Theresa May, the former U.K Prime Minister, has slammed the government’s intention to deport some asylum seekers to Rwanda.
May stated in the Commons that she did not support the idea due to worries about its “legality, practicality, and efficacy.”
The program, according to Home Secretary Priti Patel, will be “a severe blow to people traffickers” and will prevent individuals from dying on risky routes to the UK.
Charities and opposition parties has also condemned and slammed the development.
Theresa May, who also served as home secretary overseeing the UK’s immigration policy between 2010 and 2016, asked if the trial scheme would lead to an increase in trafficking of women and children – after reports that only single men making illegal crossings to the UK would be sent to Rwanda.
People considered to have entered the UK illegally will be flown to the African country, where they will be processed and, if successful, will be given long-term accommodation.

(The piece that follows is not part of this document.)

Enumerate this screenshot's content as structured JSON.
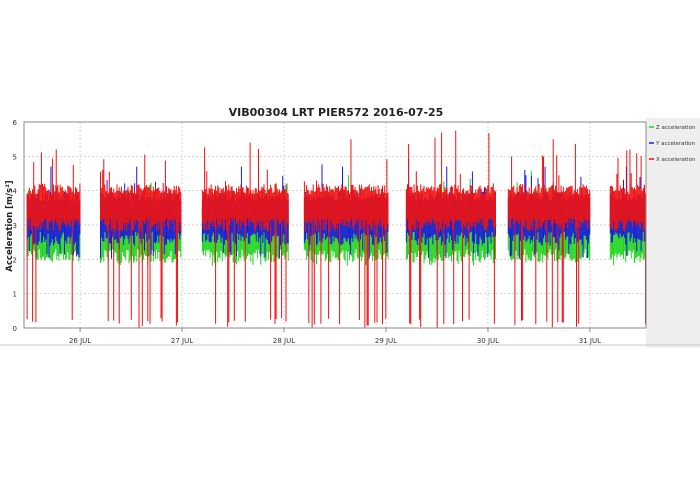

“From what I have heard and seen so far of this policy, I do not support the removal to Rwanda proposal on the grounds of legality, practicality, and efficacy.
“If it is the case that families will not be broken up, does she not believe and where is her evidence that this will not simply lead to an increase in the trafficking of women and children?” May said in response to Ms Patel’s comments on migration.
However, Patel defended the policy saying: “Change is needed because people are dying attempting to come to the UK.”
Theresa May told MPs: “This partnership is the type of international co-operation needed to make the global immigration system fairer, keep people safe, and give them opportunities to flourish.
“This will help break the people smugglers’ business model and prevent the loss of life, while ensuring protection for those who are genuinely vulnerable.”
According to a memorandum of agreement between the two countries, the UK will assess asylum seekers “immediately” when they arrive in the country, and then give Rwanda with basic information about each person it wants to transfer.
All requests would have to be approved by Rwanda before being transferred, and the agreement would continue for five years.
Following their arrival in Rwanda, each asylum seeker will be provided with housing and support, as well as the freedom to come and go from their accommodations at any time, according to the memorandum.
If the asylum application is approved, the asylum seeker will be provided long-term housing in the African country.
Those who are not recognized by Rwandan authorities as asylum seekers will be deported to a country where they have a legal right to live.
Prime Minister Boris Johnson also called Rwandan President Paul Kagame on Tuesday evening to reaffirm his commitment to working with the African country.
The number of people known to have crossed the English Channel in small boats increased to 28,526 last year, up from 8,404 in 2020.
Recall that News Central on Tuesday reported Priti Patel responded to critics of the government’s plan to transfer asylum seekers to Rwanda, claiming that they have failed to provide answers.
After her top civil servant questioned whether the scheme was cost-effective, Patel issued a ministerial instruction, which meant she took responsibility for the policy.